The stock market brushed off a big decline in shares of Alphabet Inc. (GOOG) Wednesday, while a leveraged ETF tied to the stock tumbled.
Shares of Alphabet, parent of Google, dropped as much as 8.9% on Wednesday after reporting earnings results for the fourth quarter that missed analyst estimates.
The Direxion Daily GOOGL Bull 2x Shares (GGLL) dropped 17.7% at its lows. Both Alphabet stock and the GGLL fund hit all-time highs Tuesday.
First Miss in Over a Year
Revenue for the fourth quarter came in at $81.6 billion, trailing the consensus estimate of $82.8 billion. It was the company’s first earnings miss since the third quarter of 2023 and its largest miss since the third quarter of 2022.
Some analysts were disappointed that growth in Alphabet’s cloud unit decelerated from the previous quarter. Revenue for Google Cloud grew by 30% year over year in Q4, down from a 35% growth rate in the third quarter.
The company blamed the slowdown on supply constraints.
“We do see and have been seeing very strong demand for our AI products in the fourth quarter of 2024. And we exited the year with more demand than we had available capacity.
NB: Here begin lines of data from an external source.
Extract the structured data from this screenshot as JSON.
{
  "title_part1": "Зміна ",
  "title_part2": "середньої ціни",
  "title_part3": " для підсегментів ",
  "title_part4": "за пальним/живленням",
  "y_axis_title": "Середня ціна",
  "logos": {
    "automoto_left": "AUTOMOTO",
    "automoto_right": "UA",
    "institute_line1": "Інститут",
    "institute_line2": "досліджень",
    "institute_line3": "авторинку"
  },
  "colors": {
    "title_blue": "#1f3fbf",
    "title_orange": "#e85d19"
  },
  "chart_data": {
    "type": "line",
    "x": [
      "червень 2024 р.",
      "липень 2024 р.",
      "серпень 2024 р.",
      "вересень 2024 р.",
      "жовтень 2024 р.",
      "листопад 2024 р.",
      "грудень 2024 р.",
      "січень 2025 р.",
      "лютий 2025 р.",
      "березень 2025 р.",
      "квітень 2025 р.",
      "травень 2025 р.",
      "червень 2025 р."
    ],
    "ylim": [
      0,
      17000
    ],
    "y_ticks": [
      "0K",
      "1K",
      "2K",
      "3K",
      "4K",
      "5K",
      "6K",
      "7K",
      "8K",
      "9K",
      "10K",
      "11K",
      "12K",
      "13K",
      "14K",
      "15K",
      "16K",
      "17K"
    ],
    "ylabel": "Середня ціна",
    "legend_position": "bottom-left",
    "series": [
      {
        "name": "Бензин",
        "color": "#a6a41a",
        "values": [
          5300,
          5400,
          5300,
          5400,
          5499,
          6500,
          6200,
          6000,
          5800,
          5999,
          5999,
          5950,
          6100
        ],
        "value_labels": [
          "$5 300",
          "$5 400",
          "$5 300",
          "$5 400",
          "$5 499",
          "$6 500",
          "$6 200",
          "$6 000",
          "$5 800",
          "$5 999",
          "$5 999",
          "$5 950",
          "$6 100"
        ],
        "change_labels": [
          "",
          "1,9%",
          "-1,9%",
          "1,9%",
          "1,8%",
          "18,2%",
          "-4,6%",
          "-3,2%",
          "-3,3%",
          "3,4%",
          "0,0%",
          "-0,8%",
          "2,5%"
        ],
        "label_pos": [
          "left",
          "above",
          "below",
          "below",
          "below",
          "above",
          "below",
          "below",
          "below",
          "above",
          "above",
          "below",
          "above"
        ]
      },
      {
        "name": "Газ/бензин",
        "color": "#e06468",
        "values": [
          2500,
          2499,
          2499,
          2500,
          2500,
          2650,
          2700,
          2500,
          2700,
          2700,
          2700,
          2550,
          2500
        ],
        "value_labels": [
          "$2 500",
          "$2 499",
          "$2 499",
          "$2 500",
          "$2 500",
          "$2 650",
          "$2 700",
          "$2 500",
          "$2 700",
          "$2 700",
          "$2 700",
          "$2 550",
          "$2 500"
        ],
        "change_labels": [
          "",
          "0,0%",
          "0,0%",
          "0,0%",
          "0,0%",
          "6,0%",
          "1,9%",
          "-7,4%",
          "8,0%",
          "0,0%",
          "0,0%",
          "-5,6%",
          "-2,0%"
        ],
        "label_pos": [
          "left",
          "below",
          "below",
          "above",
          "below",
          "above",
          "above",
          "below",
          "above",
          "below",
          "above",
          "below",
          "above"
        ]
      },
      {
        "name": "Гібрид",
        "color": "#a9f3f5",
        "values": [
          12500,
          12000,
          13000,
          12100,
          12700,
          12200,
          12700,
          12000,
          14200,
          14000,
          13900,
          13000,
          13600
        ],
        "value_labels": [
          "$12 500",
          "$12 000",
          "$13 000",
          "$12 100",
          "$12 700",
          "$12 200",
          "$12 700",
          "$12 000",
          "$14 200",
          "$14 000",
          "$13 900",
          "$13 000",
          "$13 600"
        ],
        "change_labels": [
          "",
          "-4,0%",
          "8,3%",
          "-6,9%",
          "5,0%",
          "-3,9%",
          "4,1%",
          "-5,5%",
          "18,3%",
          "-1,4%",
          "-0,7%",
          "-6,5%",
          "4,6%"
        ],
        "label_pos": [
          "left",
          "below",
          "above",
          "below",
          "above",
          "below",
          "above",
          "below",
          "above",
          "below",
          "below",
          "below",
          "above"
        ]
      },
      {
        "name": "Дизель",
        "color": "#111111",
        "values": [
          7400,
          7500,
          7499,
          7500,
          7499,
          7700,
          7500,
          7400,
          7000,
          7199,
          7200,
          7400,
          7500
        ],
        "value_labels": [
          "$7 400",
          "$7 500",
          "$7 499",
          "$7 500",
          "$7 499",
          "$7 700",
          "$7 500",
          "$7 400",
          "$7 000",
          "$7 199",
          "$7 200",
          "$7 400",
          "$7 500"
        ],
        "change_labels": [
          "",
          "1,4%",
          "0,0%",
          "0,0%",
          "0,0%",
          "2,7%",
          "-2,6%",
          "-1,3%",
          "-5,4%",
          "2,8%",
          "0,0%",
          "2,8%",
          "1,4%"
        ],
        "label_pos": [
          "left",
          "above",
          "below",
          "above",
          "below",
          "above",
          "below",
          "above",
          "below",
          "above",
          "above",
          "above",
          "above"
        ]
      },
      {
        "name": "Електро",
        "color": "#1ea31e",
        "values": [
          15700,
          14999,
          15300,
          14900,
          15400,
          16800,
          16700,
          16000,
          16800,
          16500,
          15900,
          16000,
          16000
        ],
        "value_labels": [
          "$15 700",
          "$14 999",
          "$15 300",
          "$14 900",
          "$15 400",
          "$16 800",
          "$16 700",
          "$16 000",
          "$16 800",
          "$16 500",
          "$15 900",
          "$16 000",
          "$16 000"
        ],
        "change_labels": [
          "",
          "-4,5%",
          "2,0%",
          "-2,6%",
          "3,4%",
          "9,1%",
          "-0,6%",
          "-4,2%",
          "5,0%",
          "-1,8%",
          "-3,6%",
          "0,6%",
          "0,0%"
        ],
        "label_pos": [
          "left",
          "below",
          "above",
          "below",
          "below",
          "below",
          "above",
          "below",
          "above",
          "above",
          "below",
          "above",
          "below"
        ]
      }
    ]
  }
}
So, we are in a tight supply-demand situation, working very hard to bring more capacity online,” said Anat Ashkenazi, the company’s CFO.
To that end, Alphabet announced that it would spend $75 billion in capital expenditures in 2025, significantly higher than the $58 billion that analysts were anticipating.
The higher spending levels will likely weigh on the company’s earnings and free cash flow, which, along with the miss in fourth-quarter revenues, explains some of the drop in the stock on Wednesday.
ETFs That Hold Alphabet
444 U.S.-listed ETFs currently hold shares of Alphabet, according to etf.com’s ETF Stock Holdings tool.
That includes the iShares Global Communication Services ETF (IXP), the Fidelity MSCI Communication Services Index ETF (FCOM), and the Vanguard Communication Services ETF (VOX), which allocate roughly 12% of their portfolios to the stock.
While popularly considered a tech company, Alphabet is categorized as a communication services stock under the Global Industry Classification Standard.
VOX was last trading down by 1.8%, weighed down by the decline in Alphabet shares.
However, broader stock ETFs, like the SPDR S&P 500 ETF Trust (SPY) and the Invesco QQQ Trust (QQQ), which hold 4.3% and 6% of their portfolios, respectively, in the stock, were last trading fractionally higher after opening the session in the red.